Она идет по знакомой узкой тропинке вместе со своими старшими братьями – Севка идет сосредоточенно первым, он старший и самый сильный из них, у него тяжелая ноша – чемодан с их вещами, далее расхлябанно размахивая свободной от сумки рукой, следует худосочный и высокий Толик, а за ними чуть поспевает она – девятилетняя девчушка в простеньком платье из ситца и почти истоптанных сандалиях.
К бабушке в деревню – вот уже второй год их всех вместе отправляет мать.
Купание на речке, купол прохладной церкви вдалеке за холмами, вкусно пахнущий сеном сарай, где можно найти лягушек, больших жуков и где сладко в углу спит деревенский кот Васька. Все эти радости скоро станут совсем доступны Тане, и она старается не отставать от своих старших братьев.
Опека взрослых осталась почти позади – на автобусной остановке, до куда они втроем ехали под присмотром материнской знакомой. Городские жаркие асфальтовые будни не будут сжигать их вплоть до последних дней лета. Впереди только приключения, только беспечность и нескончаемое счастье.
— Слушай, Толька, а мы пойдем сегодня на речку? – стараясь не задыхаться с восторгом радостно спросила Таня своего брата.
— Не приставай, — отрешенно, весь в своих мыслях о предстоящем лете ответил ей брат.
— Ну неужели не пойдем сегодня на речку? Давайте прямо сегодня, а? Ну давайте, ну пожалуйста, — начала канючить Танька.
Брат шел, сосредоточенно думая о своих планах на этот самый первый день. И эти планы в его представлении были поистине грандиозными. Он думал о Ленке с каштановой косой, которая тоже должна была приехать на лето в деревню, и Толик очень хотел, чтобы она уже была на месте. Он предвкушал эту встречу все предыдущие несколько дней. Ждал момента, как он встретится с ней глазами, как они договорятся, что вечером пойдут вместе гулять, представлял, какое будет на ней платье или какая кофточка и представлял, как изменилась за этот год ее фигура.
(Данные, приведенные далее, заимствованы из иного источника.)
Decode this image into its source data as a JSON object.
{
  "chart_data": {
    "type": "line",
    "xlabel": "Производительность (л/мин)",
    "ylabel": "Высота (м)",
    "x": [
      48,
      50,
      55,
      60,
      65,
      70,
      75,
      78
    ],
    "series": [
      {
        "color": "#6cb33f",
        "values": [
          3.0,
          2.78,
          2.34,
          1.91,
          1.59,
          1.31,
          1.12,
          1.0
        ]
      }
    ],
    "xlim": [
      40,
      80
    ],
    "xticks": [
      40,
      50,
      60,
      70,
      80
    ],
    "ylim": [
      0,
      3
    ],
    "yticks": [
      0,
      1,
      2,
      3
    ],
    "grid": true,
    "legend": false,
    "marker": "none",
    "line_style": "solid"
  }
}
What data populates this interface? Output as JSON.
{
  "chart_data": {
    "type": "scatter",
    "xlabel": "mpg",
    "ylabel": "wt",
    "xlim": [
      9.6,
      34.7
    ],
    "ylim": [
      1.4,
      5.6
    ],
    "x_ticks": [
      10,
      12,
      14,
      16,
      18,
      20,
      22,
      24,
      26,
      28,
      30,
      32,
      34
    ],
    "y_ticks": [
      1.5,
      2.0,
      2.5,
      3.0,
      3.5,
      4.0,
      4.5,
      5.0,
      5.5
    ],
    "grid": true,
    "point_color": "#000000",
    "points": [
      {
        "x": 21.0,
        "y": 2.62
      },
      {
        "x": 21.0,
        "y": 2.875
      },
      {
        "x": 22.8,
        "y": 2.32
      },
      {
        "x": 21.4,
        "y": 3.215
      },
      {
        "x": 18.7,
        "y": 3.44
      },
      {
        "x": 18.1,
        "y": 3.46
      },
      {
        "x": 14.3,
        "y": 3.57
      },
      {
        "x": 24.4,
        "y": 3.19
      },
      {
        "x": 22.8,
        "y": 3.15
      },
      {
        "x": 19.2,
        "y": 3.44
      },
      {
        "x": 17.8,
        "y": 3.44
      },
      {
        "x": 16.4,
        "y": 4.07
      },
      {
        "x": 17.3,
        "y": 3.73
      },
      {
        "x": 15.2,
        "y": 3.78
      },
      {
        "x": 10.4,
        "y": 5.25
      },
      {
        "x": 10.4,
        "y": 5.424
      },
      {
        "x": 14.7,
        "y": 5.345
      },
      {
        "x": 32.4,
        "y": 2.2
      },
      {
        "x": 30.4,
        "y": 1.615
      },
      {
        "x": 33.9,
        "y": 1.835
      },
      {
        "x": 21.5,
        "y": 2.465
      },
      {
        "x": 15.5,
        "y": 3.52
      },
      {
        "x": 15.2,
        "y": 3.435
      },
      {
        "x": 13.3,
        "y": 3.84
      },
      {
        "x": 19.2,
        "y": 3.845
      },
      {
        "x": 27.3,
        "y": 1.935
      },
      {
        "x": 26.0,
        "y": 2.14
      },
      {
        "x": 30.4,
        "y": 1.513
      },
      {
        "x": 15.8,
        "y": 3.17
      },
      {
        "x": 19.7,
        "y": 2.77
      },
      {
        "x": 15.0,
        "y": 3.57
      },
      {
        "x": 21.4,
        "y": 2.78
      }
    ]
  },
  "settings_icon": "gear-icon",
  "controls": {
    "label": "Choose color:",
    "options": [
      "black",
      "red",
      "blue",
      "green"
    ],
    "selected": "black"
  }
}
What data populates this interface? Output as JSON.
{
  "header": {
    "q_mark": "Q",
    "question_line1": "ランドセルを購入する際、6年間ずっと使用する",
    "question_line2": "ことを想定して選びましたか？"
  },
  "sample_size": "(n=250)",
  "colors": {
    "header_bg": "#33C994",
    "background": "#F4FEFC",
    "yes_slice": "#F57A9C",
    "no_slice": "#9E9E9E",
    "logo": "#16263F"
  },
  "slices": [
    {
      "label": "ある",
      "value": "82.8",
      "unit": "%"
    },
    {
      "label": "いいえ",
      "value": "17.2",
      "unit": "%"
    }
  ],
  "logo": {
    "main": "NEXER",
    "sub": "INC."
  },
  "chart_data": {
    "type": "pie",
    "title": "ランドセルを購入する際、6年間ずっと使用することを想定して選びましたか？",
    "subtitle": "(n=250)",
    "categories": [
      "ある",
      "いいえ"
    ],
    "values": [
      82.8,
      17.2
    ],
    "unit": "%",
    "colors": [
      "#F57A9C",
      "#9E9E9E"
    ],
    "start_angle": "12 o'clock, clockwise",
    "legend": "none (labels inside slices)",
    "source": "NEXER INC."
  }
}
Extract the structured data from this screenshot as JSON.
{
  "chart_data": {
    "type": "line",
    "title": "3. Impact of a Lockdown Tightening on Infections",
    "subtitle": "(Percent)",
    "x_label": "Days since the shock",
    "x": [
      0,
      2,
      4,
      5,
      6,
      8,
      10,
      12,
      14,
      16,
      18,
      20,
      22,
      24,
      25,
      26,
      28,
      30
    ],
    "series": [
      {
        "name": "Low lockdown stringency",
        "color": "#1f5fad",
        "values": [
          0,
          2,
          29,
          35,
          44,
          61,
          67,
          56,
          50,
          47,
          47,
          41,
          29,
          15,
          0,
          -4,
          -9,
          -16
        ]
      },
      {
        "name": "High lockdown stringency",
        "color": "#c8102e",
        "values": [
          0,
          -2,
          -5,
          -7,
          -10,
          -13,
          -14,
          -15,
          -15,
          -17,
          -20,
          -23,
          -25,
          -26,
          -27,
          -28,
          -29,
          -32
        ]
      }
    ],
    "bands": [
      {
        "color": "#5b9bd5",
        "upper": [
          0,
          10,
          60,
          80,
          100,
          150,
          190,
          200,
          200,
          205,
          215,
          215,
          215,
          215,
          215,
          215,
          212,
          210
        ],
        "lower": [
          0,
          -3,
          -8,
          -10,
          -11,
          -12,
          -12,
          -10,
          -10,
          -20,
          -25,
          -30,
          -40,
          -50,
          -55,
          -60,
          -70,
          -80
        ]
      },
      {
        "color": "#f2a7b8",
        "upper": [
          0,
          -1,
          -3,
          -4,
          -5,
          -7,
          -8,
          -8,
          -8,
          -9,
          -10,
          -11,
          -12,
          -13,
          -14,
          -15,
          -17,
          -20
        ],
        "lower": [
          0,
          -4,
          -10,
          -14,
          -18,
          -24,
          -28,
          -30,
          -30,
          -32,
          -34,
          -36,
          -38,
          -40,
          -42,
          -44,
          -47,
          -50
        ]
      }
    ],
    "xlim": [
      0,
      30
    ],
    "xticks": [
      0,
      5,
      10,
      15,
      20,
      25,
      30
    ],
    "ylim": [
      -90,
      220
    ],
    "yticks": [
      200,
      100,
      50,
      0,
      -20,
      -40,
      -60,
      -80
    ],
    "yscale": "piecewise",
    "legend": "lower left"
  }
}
Он ждал, что через блузку станет наконец-то видна ее грудь, и он сможет оценить свое предстоящее летнее счастье.
— Толька, ну ты что, оглох, что ли? – резко дернула сзади за футболку его сестрица. – Я на речку хочу, слышь? Сегодня хочу, слышь?
— Достала уже, — грубовато ответил мечтающий про себя Толька и по новой нахлобучил на плечо почти спавшую сумку с вещами. – Сказал тебе, дура, не ной, как надо будет, так и пойдем на речку. Может сегодня, а может и завтра. Отстань наконец!
— Сегодня, завтра, или еще когда! Не знает он, когда пойдем,- забубнила Таня, залепетала почти для себя, но так, чтобы братья могли слышать ее. Она всегда пользовалась этим приемом канючить, когда очень чего-то хотела – прямо вот сейчас и теперь. – Хочу пойти сегодня, хочу пойти вечером, хочу скупнуться…
— Вот дура-то, — отозвался откуда-то издалека старший Севка, — пойдем, когда соберемся, как сделаем все свои дела! – скомандовал он громко приказным тоном старшего по званию, а сам про себя тоже мечтал — мечтал и мысленно осязал уже такую близкую реальность. У деда была лодка и Севка думал о том, как он как можно скорее осмотрит ее и поняв в каком она состоянии дожила до этого лета, починит, ежели надобно будет, и вытащит к берегу. Севка любил дедову лодку, любил разгребать крепкими деревянными веслами толщу темной воды, оставляя за собой ускользающий след в темноте, любил скрываться на лодке среди навеса непролазного кустарника над рекой или в тайных камышовых коридорах.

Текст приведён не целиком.